ITC Docket Update
New Complaints
Since August 1, three new complaints have been filed at the ITC.
- Motorized Vehicles and Components Thereof: A complaint brought by Chrysler against Indian auto company Mahindra alleging infringement of registered trademarks and trade dress related to Chrysler’s Jeep brand. Mahindra operates a manufacturing plant in the Detroit area where it assembles a non-street-legal, off-road vehicle called the Roxor that it sells to U.S. consumers. Jeep claims the Roxor looks too much like a Jeep. Interestingly, Mahindra has long made officially-licensed Jeep-like vehicles for sale in India, but that license doesn’t extend to the U.S. market.
- Beverage Dispensing Systems and Components Thereof: A complaint brought by Heineken against Anheuser-Busch alleging patent infringement related to draft beer dispensers. This complaint is an obvious retaliation for an ITC complaint Anheuser-Busch filed in April alleging infringement by Heineken of a patent related to beer kegs (Blow-Molded Bag-In-Container Devices, 337-TA-1115). Both complainants may face difficulty proving the existence of a domestic industry in their respective investigations. The two companies are European, and in each investigation the domestic industry product is an import designed abroad.

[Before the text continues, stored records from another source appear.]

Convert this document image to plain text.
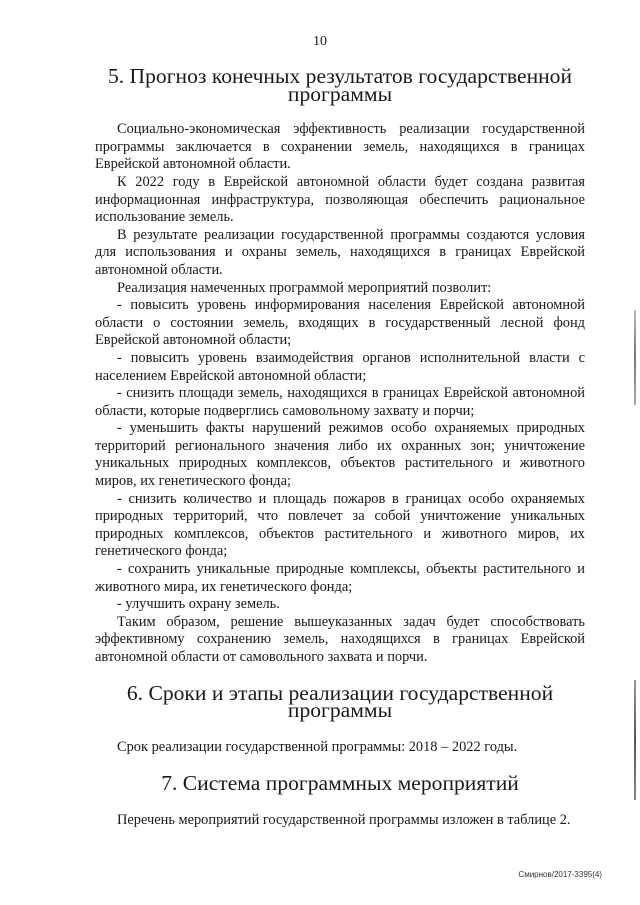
10
5. Прогноз конечных результатов государственной программы

Социально-экономическая эффективность реализации государственной программы заключается в сохранении земель, находящихся в границах Еврейской автономной области.

К 2022 году в Еврейской автономной области будет создана развитая информационная инфраструктура, позволяющая обеспечить рациональное использование земель.

В результате реализации государственной программы создаются условия для использования и охраны земель, находящихся в границах Еврейской автономной области.

Реализация намеченных программой мероприятий позволит:

- повысить уровень информирования населения Еврейской автономной области о состоянии земель, входящих в государственный лесной фонд Еврейской автономной области;

- повысить уровень взаимодействия органов исполнительной власти с населением Еврейской автономной области;

- снизить площади земель, находящихся в границах Еврейской автономной области, которые подверглись самовольному захвату и порчи;

- уменьшить факты нарушений режимов особо охраняемых природных территорий регионального значения либо их охранных зон; уничтожение уникальных природных комплексов, объектов растительного и животного миров, их генетического фонда;

- снизить количество и площадь пожаров в границах особо охраняемых природных территорий, что повлечет за собой уничтожение уникальных природных комплексов, объектов растительного и животного миров, их генетического фонда;

- сохранить уникальные природные комплексы, объекты растительного и животного мира, их генетического фонда;

- улучшить охрану земель.

Таким образом, решение вышеуказанных задач будет способствовать эффективному сохранению земель, находящихся в границах Еврейской автономной области от самовольного захвата и порчи.

6. Сроки и этапы реализации государственной программы

Срок реализации государственной программы: 2018 – 2022 годы.

7. Система программных мероприятий

Перечень мероприятий государственной программы изложен в таблице 2.

Смирнов/2017-3395(4)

- Wireless Mesh Networking Products and Related Components Thereof: A complaint brought by SIPCO, a nonpracticing entity in the business of licensing and litigating patents related to wireless communication. The complaint is part of a long-running litigation campaign against Emerson Electric that has seen many of SIPCO’s patent invalidated. To show a domestic industry, SIPCO is relying on its patent licensing activities as well various investments by Honeywell, a nonparticipating licensee. Emerson has already submitted an argument that an exclusion order would be contrary to the public interest because the SIPCO’s patents are standard-essential.

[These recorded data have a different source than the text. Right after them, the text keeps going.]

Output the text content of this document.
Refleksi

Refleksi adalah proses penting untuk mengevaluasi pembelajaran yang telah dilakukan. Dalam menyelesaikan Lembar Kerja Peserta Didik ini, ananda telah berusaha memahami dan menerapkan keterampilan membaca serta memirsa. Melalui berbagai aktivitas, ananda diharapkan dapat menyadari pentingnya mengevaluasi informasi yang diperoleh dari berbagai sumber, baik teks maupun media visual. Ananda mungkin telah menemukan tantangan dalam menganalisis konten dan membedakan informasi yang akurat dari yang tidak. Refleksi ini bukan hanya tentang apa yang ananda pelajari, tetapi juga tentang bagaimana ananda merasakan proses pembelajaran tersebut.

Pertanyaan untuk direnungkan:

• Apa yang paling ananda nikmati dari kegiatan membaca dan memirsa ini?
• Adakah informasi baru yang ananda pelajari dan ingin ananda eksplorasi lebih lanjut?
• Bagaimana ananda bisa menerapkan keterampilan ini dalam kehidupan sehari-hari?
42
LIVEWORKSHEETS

Importation and Inducement Challenge
On August 8, FUJIFILM submitted a petition for the Commission to review a Final Initial Determination in X-Ray Breast Imaging Devices, 337-TA-1063. The petition argues that Section 337 should not apply when infringement requires a post-importation combination of the accused products and other domestically-sourced components. A public version of the Final Initial Determination has not yet been released, but it appears FUJIFILM and the ALJ disagreed about the scope of the holding in Suprema, Inc. v. ITC, in which the Federal Circuit permitted the ITC to exclude articles under Section 337 based on post-importation conduct in the United States that induced infringement. The question of how far that authority extends is also currently under review at the Federal Circuit in Comcast v. ITC.
Domestic Industry R&D
The Commission issued an opinion on August 1 in Robotic Vacuum Cleaning Devices, 337-TA-1057, that clarified how complainants can use research and development expenses to satisfy the domestic industry requirement.
According to 19 U.S.C. §1337(a)(3), a domestic industry can be shown through evidence of “investment in plant and equipment” ((a)(3)(A)) or “employment of labor or capital” ((a)(3)(B)) related to articles protected by the patent. It can also be shown through investment in the exploitation of the patent through “engineering, research and development, or licensing.” ((a)(3)(C))
Respondents had argued a complainant relying on research and development activity to demonstrate a domestic industry needed to tie that investment specifically to the patented technology and not merely to a product using that technology.
The ITC rejected that argument as contrary to long-standing practice at the Commission and the legislative intent behind the domestic industry requirement. The ITC held that “expenditures on plant and equipment and labor and capital employed in engineering and research and development activities [may be used] to support a domestic industry under subsections (A) and (B).”
The decision doesn’t change standard practice at the Commission, but it does clarify that Section 337’s remedies are not reserved for domestic manufacturers but may also be enjoyed by patent owners with other sorts of domestic operations supporting foreign manufacturing activities.